Today, I wanted to just quickly put up some information about the 1965 Series. MLB Network later this month will be broadcasting Game 7 from that series in it's entirety. That is the game that I too, have in my collection. When they show it, I'll post comparison shots to see what my seemingly 5th generation transfer looks like stacked up against what they have in their archives.
Anyways, the 1965 Series is the series in which the fabled story of Koufax refusing to pitch because of a Jewish holiday stems from. For Los Angeles, this turned out to be a blessing in disguise as even though Drysdale was roughed up and Koufax got no run support in Games 1 and 2, it allowed Koufax to come back in Game 7 with Drysdale available in relief. Outside of Bob Gibson, there was no other elite World Series pitcher better than Koufax.
The game was broadcast on NBC, like every other World Series of the era. Ray Scott and Vin Scully did the broadcasting and Gillette did the sponsoring.

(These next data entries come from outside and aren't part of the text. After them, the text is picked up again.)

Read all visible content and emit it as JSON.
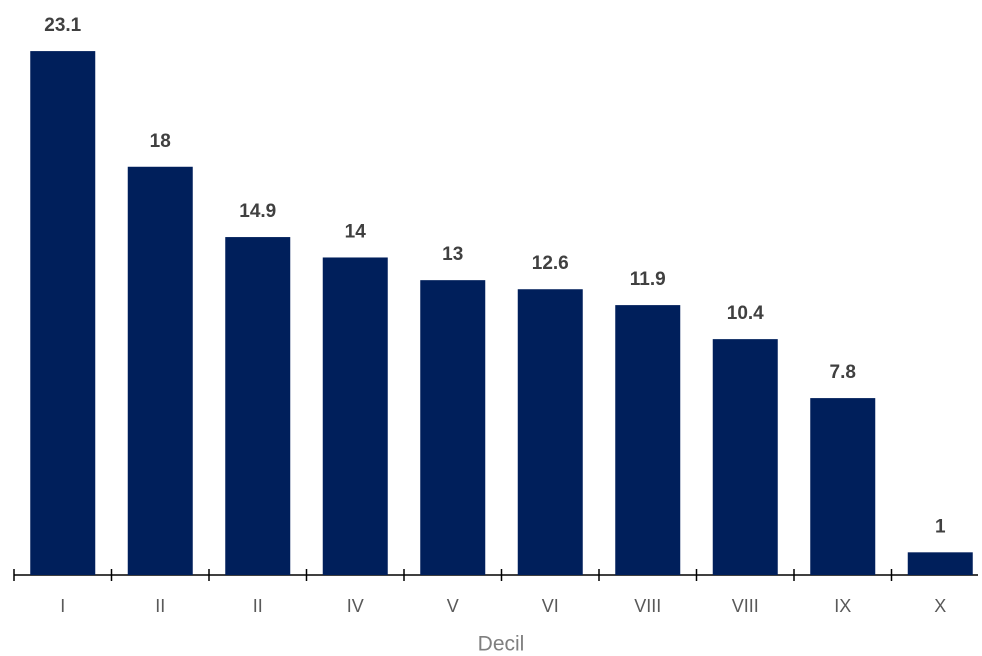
{
  "chart_data": {
    "type": "bar",
    "x_label": "Decil",
    "categories": [
      "I",
      "II",
      "II",
      "IV",
      "V",
      "VI",
      "VIII",
      "VIII",
      "IX",
      "X"
    ],
    "values": [
      23.1,
      18,
      14.9,
      14,
      13,
      12.6,
      11.9,
      10.4,
      7.8,
      1
    ],
    "color": "#001f5b",
    "ylim": [
      0,
      25
    ],
    "grid": false
  }
}
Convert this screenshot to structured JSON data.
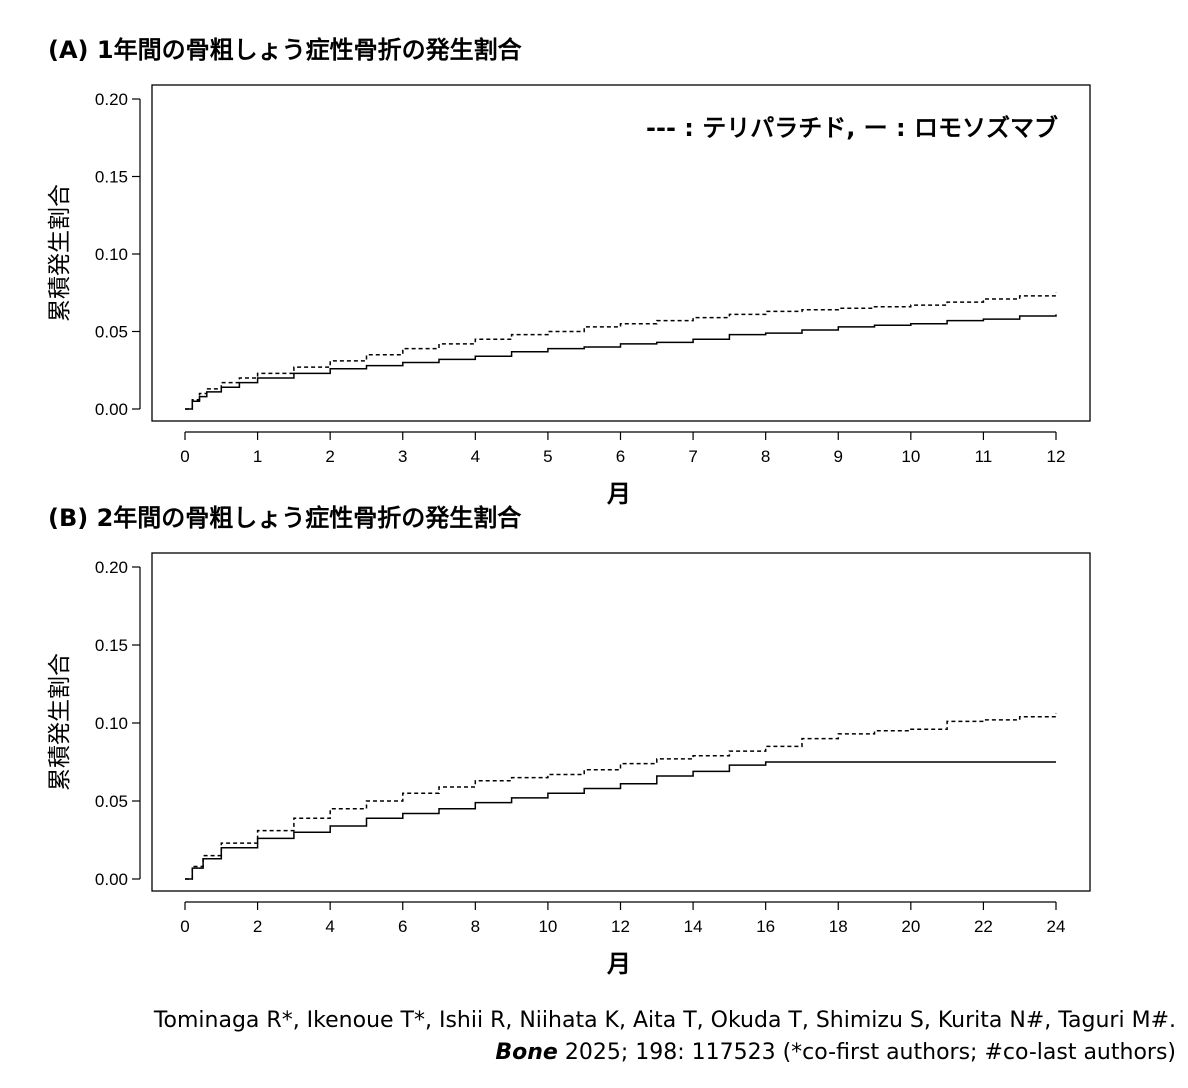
{
  "chart_data": [
    {
      "type": "line",
      "title": "(A) 1年間の骨粗しょう症性骨折の発生割合",
      "xlabel": "月",
      "ylabel": "累積発生割合",
      "xlim": [
        0,
        12
      ],
      "ylim": [
        0,
        0.2
      ],
      "x_ticks": [
        0,
        1,
        2,
        3,
        4,
        5,
        6,
        7,
        8,
        9,
        10,
        11,
        12
      ],
      "y_ticks": [
        "0.00",
        "0.05",
        "0.10",
        "0.15",
        "0.20"
      ],
      "grid": false,
      "legend_text": "--- : テリパラチド, ー : ロモソズマブ",
      "legend_position": "top-right",
      "series": [
        {
          "name": "テリパラチド",
          "line_style": "dashed",
          "x": [
            0,
            0.1,
            0.2,
            0.3,
            0.5,
            0.75,
            1,
            1.5,
            2,
            2.5,
            3,
            3.5,
            4,
            4.5,
            5,
            5.5,
            6,
            6.5,
            7,
            7.5,
            8,
            8.5,
            9,
            9.5,
            10,
            10.5,
            11,
            11.5,
            12
          ],
          "y": [
            0,
            0.006,
            0.01,
            0.013,
            0.017,
            0.02,
            0.023,
            0.027,
            0.031,
            0.035,
            0.039,
            0.042,
            0.045,
            0.048,
            0.05,
            0.053,
            0.055,
            0.057,
            0.059,
            0.061,
            0.063,
            0.064,
            0.065,
            0.066,
            0.067,
            0.069,
            0.071,
            0.073,
            0.075
          ]
        },
        {
          "name": "ロモソズマブ",
          "line_style": "solid",
          "x": [
            0,
            0.1,
            0.2,
            0.3,
            0.5,
            0.75,
            1,
            1.5,
            2,
            2.5,
            3,
            3.5,
            4,
            4.5,
            5,
            5.5,
            6,
            6.5,
            7,
            7.5,
            8,
            8.5,
            9,
            9.5,
            10,
            10.5,
            11,
            11.5,
            12
          ],
          "y": [
            0,
            0.005,
            0.008,
            0.011,
            0.014,
            0.017,
            0.02,
            0.023,
            0.026,
            0.028,
            0.03,
            0.032,
            0.034,
            0.037,
            0.039,
            0.04,
            0.042,
            0.043,
            0.045,
            0.048,
            0.049,
            0.051,
            0.053,
            0.054,
            0.055,
            0.057,
            0.058,
            0.06,
            0.061
          ]
        }
      ]
    },
    {
      "type": "line",
      "title": "(B) 2年間の骨粗しょう症性骨折の発生割合",
      "xlabel": "月",
      "ylabel": "累積発生割合",
      "xlim": [
        0,
        24
      ],
      "ylim": [
        0,
        0.2
      ],
      "x_ticks": [
        0,
        2,
        4,
        6,
        8,
        10,
        12,
        14,
        16,
        18,
        20,
        22,
        24
      ],
      "y_ticks": [
        "0.00",
        "0.05",
        "0.10",
        "0.15",
        "0.20"
      ],
      "grid": false,
      "series": [
        {
          "name": "テリパラチド",
          "line_style": "dashed",
          "x": [
            0,
            0.2,
            0.5,
            1,
            2,
            3,
            4,
            5,
            6,
            7,
            8,
            9,
            10,
            11,
            12,
            13,
            14,
            15,
            16,
            17,
            18,
            19,
            20,
            21,
            22,
            23,
            24
          ],
          "y": [
            0,
            0.008,
            0.015,
            0.023,
            0.031,
            0.039,
            0.045,
            0.05,
            0.055,
            0.059,
            0.063,
            0.065,
            0.067,
            0.07,
            0.074,
            0.077,
            0.079,
            0.082,
            0.085,
            0.09,
            0.093,
            0.095,
            0.096,
            0.101,
            0.102,
            0.104,
            0.106
          ]
        },
        {
          "name": "ロモソズマブ",
          "line_style": "solid",
          "x": [
            0,
            0.2,
            0.5,
            1,
            2,
            3,
            4,
            5,
            6,
            7,
            8,
            9,
            10,
            11,
            12,
            13,
            14,
            15,
            16,
            17,
            18,
            19,
            20,
            21,
            22,
            23,
            24
          ],
          "y": [
            0,
            0.007,
            0.013,
            0.02,
            0.026,
            0.03,
            0.034,
            0.039,
            0.042,
            0.045,
            0.049,
            0.052,
            0.055,
            0.058,
            0.061,
            0.066,
            0.069,
            0.073,
            0.075,
            0.075,
            0.075,
            0.075,
            0.075,
            0.075,
            0.075,
            0.075,
            0.075
          ]
        }
      ]
    }
  ],
  "citation": {
    "line1": "Tominaga R*, Ikenoue T*, Ishii R, Niihata K, Aita T, Okuda T, Shimizu S, Kurita N#, Taguri M#.",
    "journal": "Bone",
    "line2_rest": " 2025; 198: 117523 (*co-first authors; #co-last authors)"
  }
}
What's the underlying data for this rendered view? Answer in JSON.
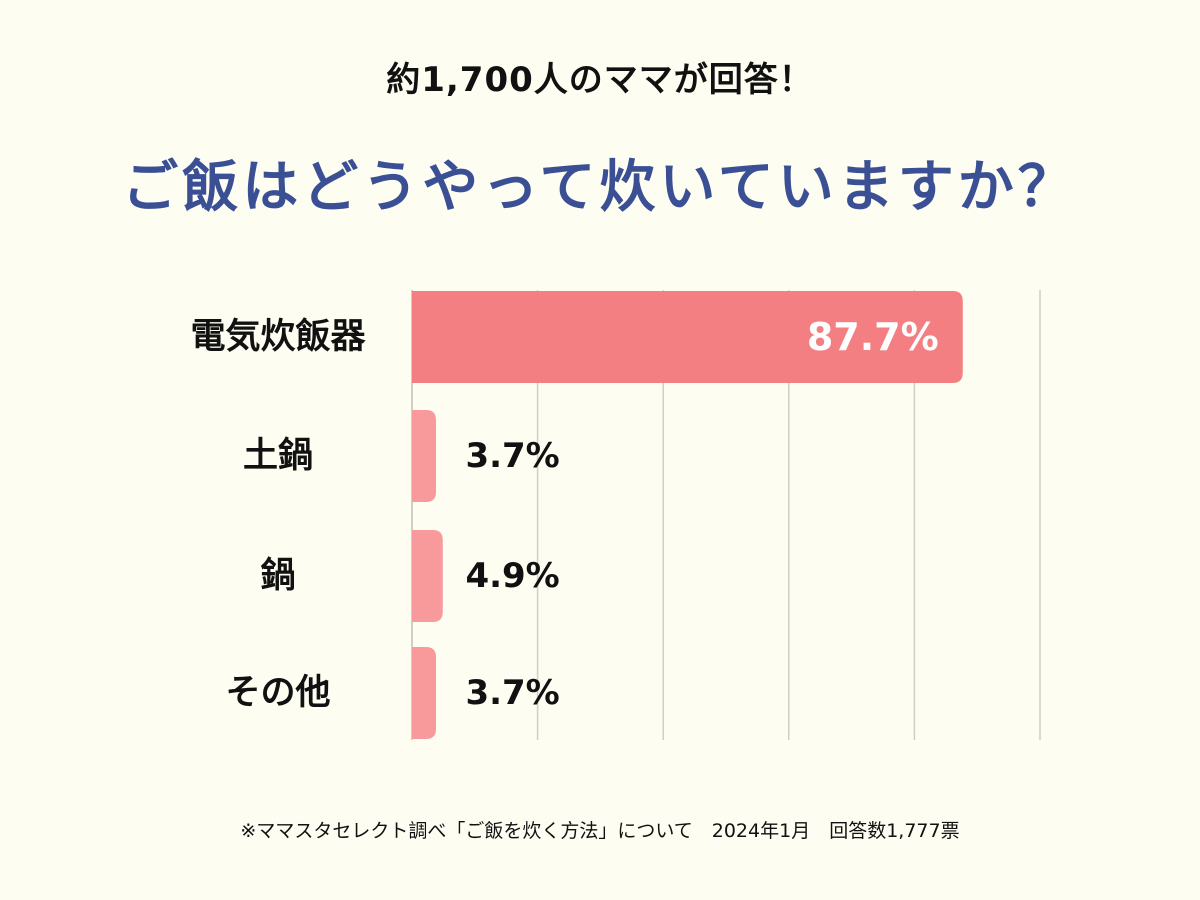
{
  "header": {
    "subtitle": "約1,700人のママが回答！",
    "title": "ご飯はどうやって炊いていますか？"
  },
  "footnote": "※ママスタセレクト調べ「ご飯を炊く方法」について　2024年1月　回答数1,777票",
  "colors": {
    "background": "#fdfdf2",
    "title": "#3b4f94",
    "bar_primary": "#f37f82",
    "bar_secondary": "#f89a9c",
    "gridline": "#cfcfc6",
    "label_inside": "#ffffff",
    "label_outside": "#111111"
  },
  "chart_data": {
    "type": "bar",
    "orientation": "horizontal",
    "categories": [
      "電気炊飯器",
      "土鍋",
      "鍋",
      "その他"
    ],
    "values": [
      87.7,
      3.7,
      4.9,
      3.7
    ],
    "value_labels": [
      "87.7%",
      "3.7%",
      "4.9%",
      "3.7%"
    ],
    "xlim": [
      0,
      100
    ],
    "grid": true,
    "legend": "none"
  }
}
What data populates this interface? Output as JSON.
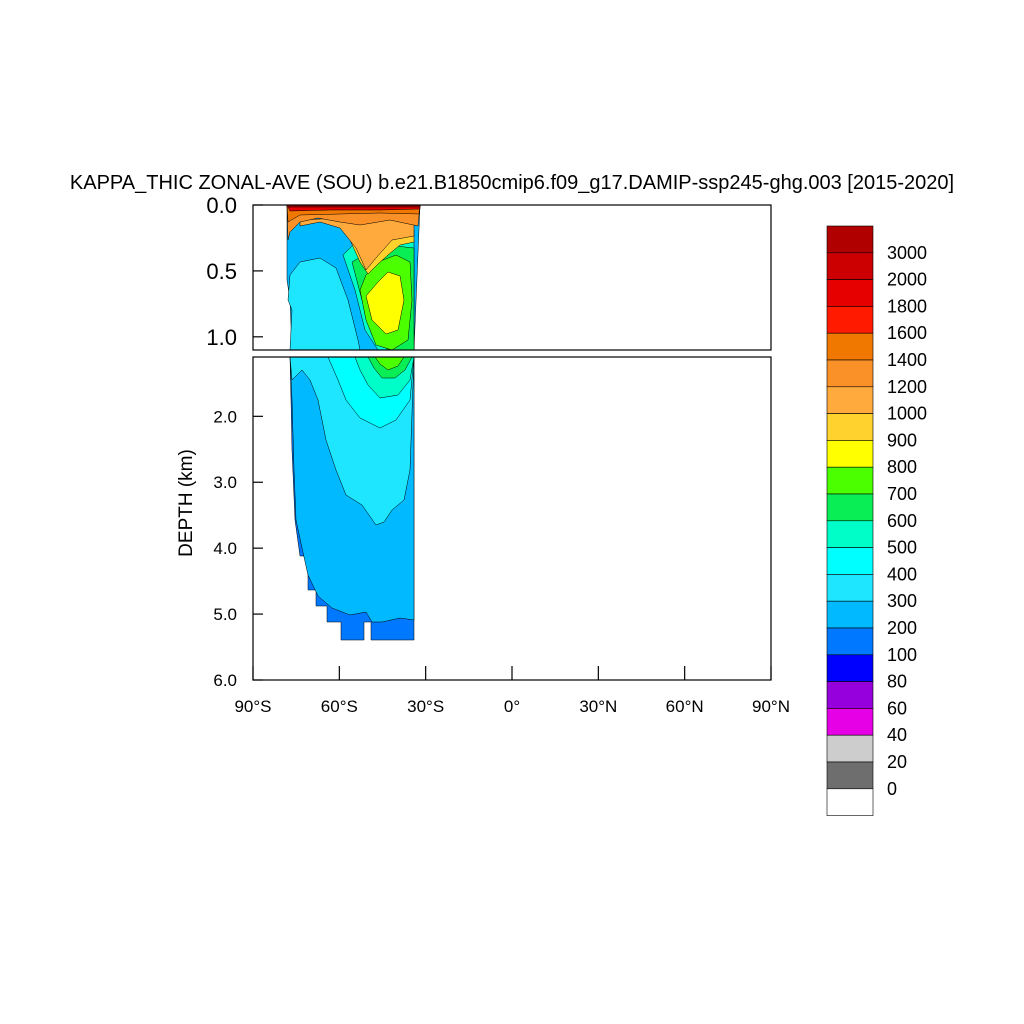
{
  "chart_data": {
    "type": "heatmap",
    "title": "KAPPA_THIC ZONAL-AVE (SOU) b.e21.B1850cmip6.f09_g17.DAMIP-ssp245-ghg.003 [2015-2020]",
    "ylabel": "DEPTH (km)",
    "xlabel": "",
    "x_ticks": [
      "90°S",
      "60°S",
      "30°S",
      "0°",
      "30°N",
      "60°N",
      "90°N"
    ],
    "x_tick_values": [
      -90,
      -60,
      -30,
      0,
      30,
      60,
      90
    ],
    "xlim": [
      -90,
      90
    ],
    "upper_panel": {
      "ylim": [
        0.0,
        1.1
      ],
      "y_ticks": [
        "0.0",
        "0.5",
        "1.0"
      ],
      "y_tick_values": [
        0.0,
        0.5,
        1.0
      ]
    },
    "lower_panel": {
      "ylim": [
        1.1,
        6.0
      ],
      "y_ticks": [
        "2.0",
        "3.0",
        "4.0",
        "5.0",
        "6.0"
      ],
      "y_tick_values": [
        2.0,
        3.0,
        4.0,
        5.0,
        6.0
      ]
    },
    "data_lat_range": [
      -78,
      -34
    ],
    "max_depth_km": 5.35,
    "grid": false,
    "legend_placement": "right",
    "levels": [
      "3000",
      "2000",
      "1800",
      "1600",
      "1400",
      "1200",
      "1000",
      "900",
      "800",
      "700",
      "600",
      "500",
      "400",
      "300",
      "200",
      "100",
      "80",
      "60",
      "40",
      "20",
      "0"
    ],
    "colors": [
      "#b00000",
      "#cc0000",
      "#e60000",
      "#ff1a00",
      "#f07800",
      "#fa9128",
      "#ffaa3c",
      "#ffd22d",
      "#ffff00",
      "#4bff00",
      "#0aee55",
      "#00ffc8",
      "#00ffff",
      "#1ee6ff",
      "#00b9ff",
      "#0078ff",
      "#0000ff",
      "#9600dc",
      "#e600e6",
      "#cdcdcd",
      "#6e6e6e",
      "#ffffff"
    ]
  }
}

This series featured various camera angles. We were treated to the behind homeplate, behind the pitcher from CF, the pressbox angle and two baseline cameras that provided close up shots of the pitchers and hitters between pitches. NBC also rolled out replay, not just instant but also canned shots from earlier plays in the series.
All screenshots are from Game 7.
Games like these, featuring a popular franchise like the Dodgers should be released officially on DVD. The entire series is available in collector's circles. I have to imagine MLB has them as well. I know they have an aversion to releasing B&W broadcasts as it appears they believe fans have the attention span of a gnat but it's a crime that the general public can't see Drysdale and Koufax pitching in all their glory.
For Twins fans, it must be a blessing to have every World Series game the franchise in Minnesota played recorded for posterity. Of course, as a bitter Cardinals fan, that's not necessarily a good thing.